Esas No: 2015/18697
Karar No: 2015/20364
Karar Tarihi: 23.11.2015
Yargıtay 10. Hukuk Dairesi 2015/18697 Esas 2015/20364 Karar Sayılı İlamı
"İçtihat Metni"
Mahkemesi :Asliye Hukuk (İş) Mahkemesi
Asıl dava itirazın iptali, birleşen dava hak sahibi konumunda yer alan davacıya bağlanan ölüm aylığının 5510 sayılı Kanun hükümleri gereğince kesilmesi yönündeki davalı kurum işleminin iptali istemine ilişkindir.
Mahkemece, ilamında belirtildiği şekilde asıl davanın reddine, birleşen davanın kabulüne karar verilmiştir.
Hükmün, taraf avukatları tarafından temyiz edilmesi üzerine, temyiz isteğinin süresinde olduğu anlaşıldıktan ve Tetkik Hâkimi ... tarafından düzenlenen raporla dosyadaki kâğıtlar okunduktan sonra işin gereği düşünüldü ve aşağıdaki karar tespit edildi.

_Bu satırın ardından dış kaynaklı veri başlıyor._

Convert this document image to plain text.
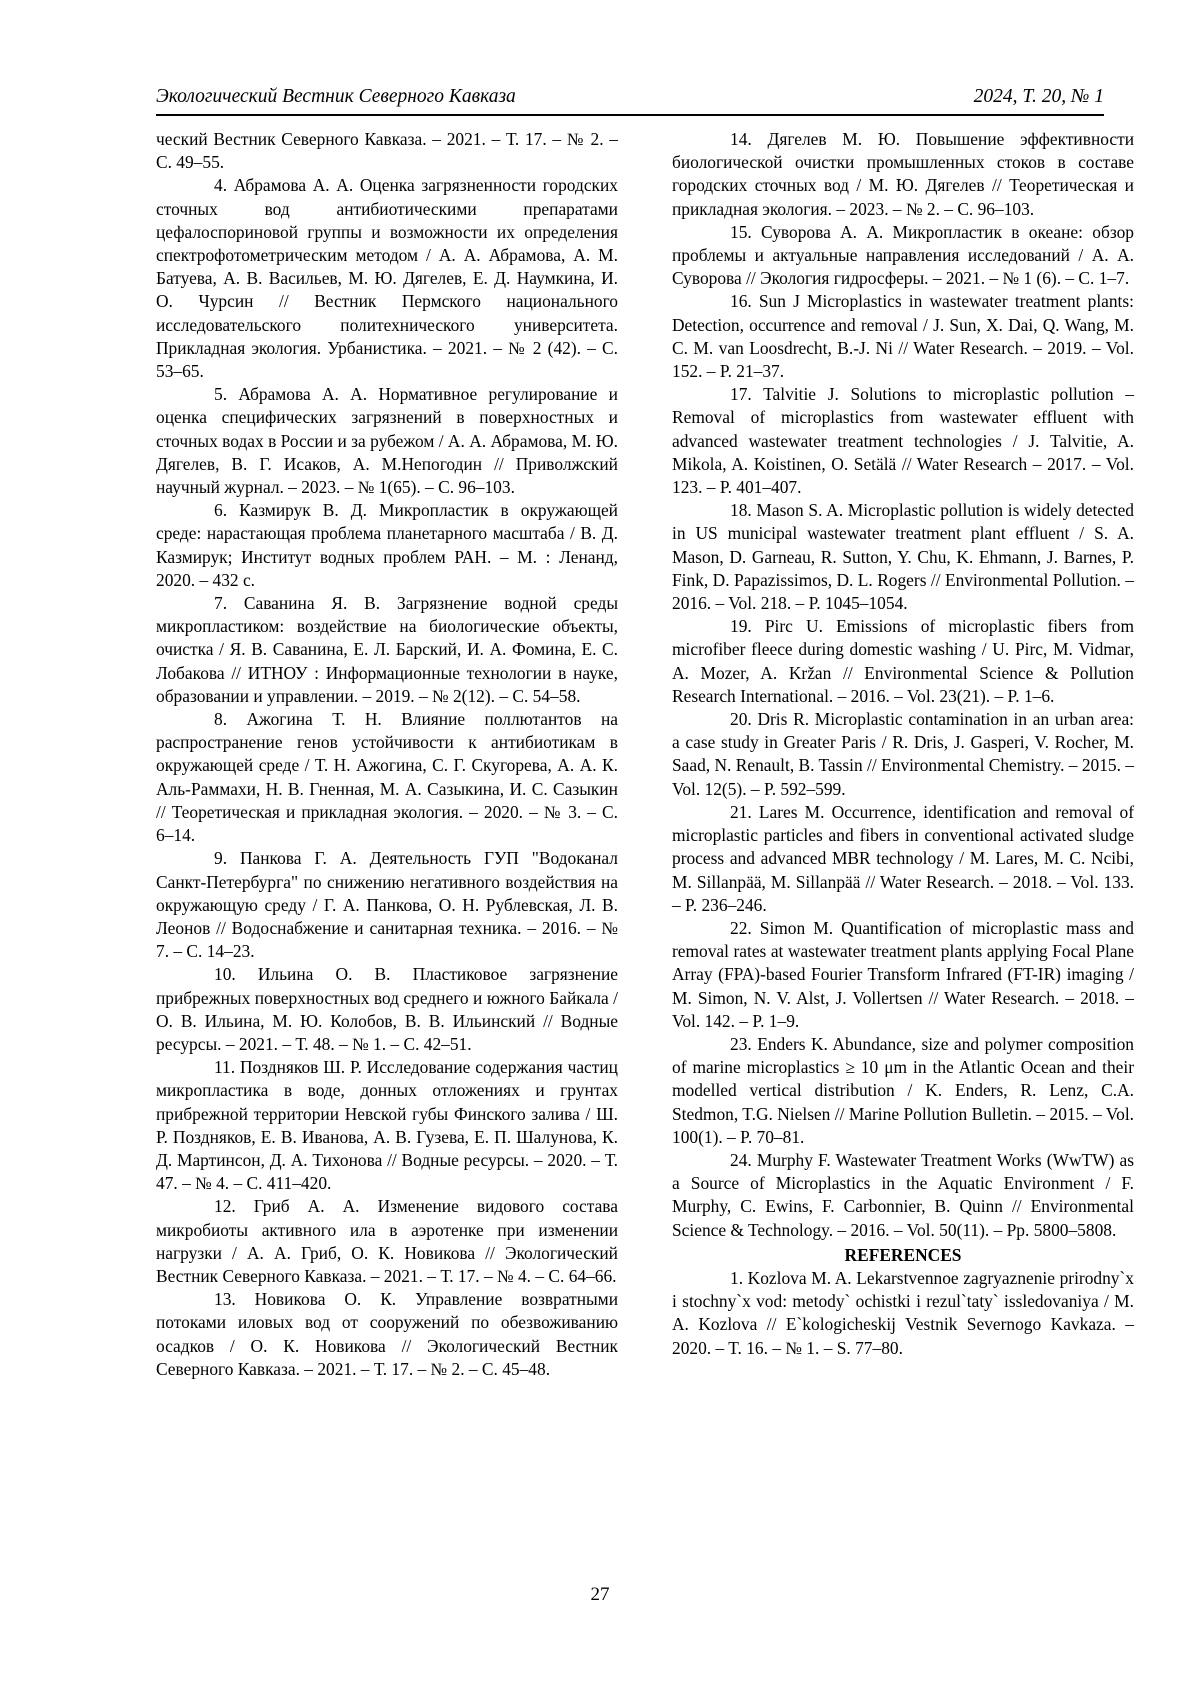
Экологический Вестник Северного Кавказа	2024, Т. 20, № 1

ческий Вестник Северного Кавказа. – 2021. – Т. 17. – № 2. – С. 49–55.

4. Абрамова А. А. Оценка загрязненности городских сточных вод антибиотическими препаратами цефалоспориновой группы и возможности их определения спектрофотометрическим методом / А. А. Абрамова, А. М. Батуева, А. В. Васильев, М. Ю. Дягелев, Е. Д. Наумкина, И. О. Чурсин // Вестник Пермского национального исследовательского политехнического университета. Прикладная экология. Урбанистика. – 2021. – № 2 (42). – С. 53–65.

5. Абрамова А. А. Нормативное регулирование и оценка специфических загрязнений в поверхностных и сточных водах в России и за рубежом / А. А. Абрамова, М. Ю. Дягелев, В. Г. Исаков, А. М.Непогодин // Приволжский научный журнал. – 2023. – № 1(65). – С. 96–103.

6. Казмирук В. Д. Микропластик в окружающей среде: нарастающая проблема планетарного масштаба / В. Д. Казмирук; Институт водных проблем РАН. – М. : Ленанд, 2020. – 432 с.

7. Саванина Я. В. Загрязнение водной среды микропластиком: воздействие на биологические объекты, очистка / Я. В. Саванина, Е. Л. Барский, И. А. Фомина, Е. С. Лобакова // ИТНОУ : Информационные технологии в науке, образовании и управлении. – 2019. – № 2(12). – С. 54–58.

8. Ажогина Т. Н. Влияние поллютантов на распространение генов устойчивости к антибиотикам в окружающей среде / Т. Н. Ажогина, С. Г. Скугорева, А. А. К. Аль-Раммахи, Н. В. Гненная, М. А. Сазыкина, И. С. Сазыкин // Теоретическая и прикладная экология. – 2020. – № 3. – С. 6–14.

9. Панкова Г. А. Деятельность ГУП "Водоканал Санкт-Петербурга" по снижению негативного воздействия на окружающую среду / Г. А. Панкова, О. Н. Рублевская, Л. В. Леонов // Водоснабжение и санитарная техника. – 2016. – № 7. – С. 14–23.

10. Ильина О. В. Пластиковое загрязнение прибрежных поверхностных вод среднего и южного Байкала / О. В. Ильина, М. Ю. Колобов, В. В. Ильинский // Водные ресурсы. – 2021. – Т. 48. – № 1. – С. 42–51.

11. Поздняков Ш. Р. Исследование содержания частиц микропластика в воде, донных отложениях и грунтах прибрежной территории Невской губы Финского залива / Ш. Р. Поздняков, Е. В. Иванова, А. В. Гузева, Е. П. Шалунова, К. Д. Мартинсон, Д. А. Тихонова // Водные ресурсы. – 2020. – Т. 47. – № 4. – С. 411–420.

12. Гриб А. А. Изменение видового состава микробиоты активного ила в аэротенке при изменении нагрузки / А. А. Гриб, О. К. Новикова // Экологический Вестник Северного Кавказа. – 2021. – Т. 17. – № 4. – С. 64–66.

13. Новикова О. К. Управление возвратными потоками иловых вод от сооружений по обезвоживанию осадков / О. К. Новикова // Экологический Вестник Северного Кавказа. – 2021. – Т. 17. – № 2. – С. 45–48.

14. Дягелев М. Ю. Повышение эффективности биологической очистки промышленных стоков в составе городских сточных вод / М. Ю. Дягелев // Теоретическая и прикладная экология. – 2023. – № 2. – С. 96–103.

15. Суворова А. А. Микропластик в океане: обзор проблемы и актуальные направления исследований / А. А. Суворова // Экология гидросферы. – 2021. – № 1 (6). – С. 1–7.

16. Sun J Microplastics in wastewater treatment plants: Detection, occurrence and removal / J. Sun, X. Dai, Q. Wang, M. C. M. van Loosdrecht, B.-J. Ni // Water Research. – 2019. – Vol. 152. – P. 21–37.

17. Talvitie J. Solutions to microplastic pollution – Removal of microplastics from wastewater effluent with advanced wastewater treatment technologies / J. Talvitie, A. Mikola, A. Koistinen, O. Setälä // Water Research – 2017. – Vol. 123. – P. 401–407.

18. Mason S. A. Microplastic pollution is widely detected in US municipal wastewater treatment plant effluent / S. A. Mason, D. Garneau, R. Sutton, Y. Chu, K. Ehmann, J. Barnes, P. Fink, D. Papazissimos, D. L. Rogers // Environmental Pollution. – 2016. – Vol. 218. – P. 1045–1054.

19. Pirc U. Emissions of microplastic fibers from microfiber fleece during domestic washing / U. Pirc, M. Vidmar, A. Mozer, A. Kržan // Environmental Science & Pollution Research International. – 2016. – Vol. 23(21). – P. 1–6.

20. Dris R. Microplastic contamination in an urban area: a case study in Greater Paris / R. Dris, J. Gasperi, V. Rocher, M. Saad, N. Renault, B. Tassin // Environmental Chemistry. – 2015. – Vol. 12(5). – P. 592–599.

21. Lares M. Occurrence, identification and removal of microplastic particles and fibers in conventional activated sludge process and advanced MBR technology / M. Lares, M. C. Ncibi, M. Sillanpää, M. Sillanpää // Water Research. – 2018. – Vol. 133. – P. 236–246.

22. Simon M. Quantification of microplastic mass and removal rates at wastewater treatment plants applying Focal Plane Array (FPA)-based Fourier Transform Infrared (FT-IR) imaging / M. Simon, N. V. Alst, J. Vollertsen // Water Research. – 2018. – Vol. 142. – P. 1–9.

23. Enders K. Abundance, size and polymer composition of marine microplastics ≥ 10 μm in the Atlantic Ocean and their modelled vertical distribution / K. Enders, R. Lenz, C.A. Stedmon, T.G. Nielsen // Marine Pollution Bulletin. – 2015. – Vol. 100(1). – P. 70–81.

24. Murphy F. Wastewater Treatment Works (WwTW) as a Source of Microplastics in the Aquatic Environment / F. Murphy, C. Ewins, F. Carbonnier, B. Quinn // Environmental Science & Technology. – 2016. – Vol. 50(11). – Pp. 5800–5808.

REFERENCES

1. Kozlova M. A. Lekarstvennoe zagryaznenie prirodny`x i stochny`x vod: metody` ochistki i rezul`taty` issledovaniya / M. A. Kozlova // E`kologicheskij Vestnik Severnogo Kavkaza. – 2020. – T. 16. – № 1. – S. 77–80.

27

Davalı birleşen davada davacı ..."in temyiz itirazlarının reddine,
Hakkında verilen boşanma kararı 10.11.2007 yılında kesinleşen davalıya, hak sahibi kız çocuğu sıfatıyla bağlanan ölüm aylığının, boşandığı eşiyle fiilen birlikte yaşadığının belirlendiği gerekçesiyle davalı kurumca kesildiği ve yersiz ödendiği ileri sürülen aylıklar yönünden borç tahakkuk ettirildiği anlaşılmaktadır.
Davanın yasal dayanağı olan 5510 sayılı Kanunun 01.10.2008 tarihinde yürürlüğe giren 56. maddesinin ikinci fıkrasında, eşinden boşandığı halde, boşandığı eşiyle fiilen birlikte yaşadığı belirlenen eş ve çocukların, bağlanmış olan gelir ve aylıklarının kesileceği, bu kişilere ödenmiş olan tutarların, 96. madde hükümlerine göre geri alınacağı yönünde düzenleme yapılmıştır.
İnceleme konusu davada; kurum tarafından hazırlanan 27.05.2010 tarihli raporda; davalının annesinin ve mahalle muhtarının davalının boşandıktan sonrada eski eşiyle fiili birlikteliklerine devam ettiklerini beyan etmeleri ve davalı ile eski eşinin adreslerinin aynı olduğunun tespit edilmesi ve tüm dosya kapsamı birlikte değerlendirildiğinde, asıl dava davalısı birleşen dava davacısı ... ile boşandığı eşinin fiili olarak birlikte yaşadıkları belirgindir.
Bu maddi ve hukuki olgular göz önünde bulundurulmaksızın, mahkemece asıl davanın kabulüne, birleşen davanın reddine karar verilmesi gerekirken yanılgılı değerlendirme sonucu asıl davanın reddine, birleşen davanın kabulüne karar verilmesi, usul ve yasaya aykırı olup bozma nedenidir.
2-Kabule göre de; her iki davada da ... -asıl dava davalısı ve birleşen dava davacısı -lehine karar verilmesine ve ayrı ayrı lehe vekalet ücretine hükmedilmesi gerekmesine rağmen, sadece birleşen davada lehe vekalet ücretine hükmedilmesi isabetsiz bulunmuştur.
Mahkemece, bu maddi ve hukuki olgular gözönünde tutulmaksızın, eksik inceleme ve araştırmayla yazılı şekilde hüküm kurulması, usul ve yasaya aykırı olup bozma nedenidir.
O hâlde, asıl dava davacısı ve birleşen dava davalısı Kurum vekilinin bu yönleri amaçlayan temyiz itirazları kabul edilmeli ve hüküm bozulmalıdır.
SONUÇ : Yukarıda açıklanan nedenlerle temyiz edilen hükmün BOZULMASINA, 23.11.2015 gününde oybirliğiyle karar verildi.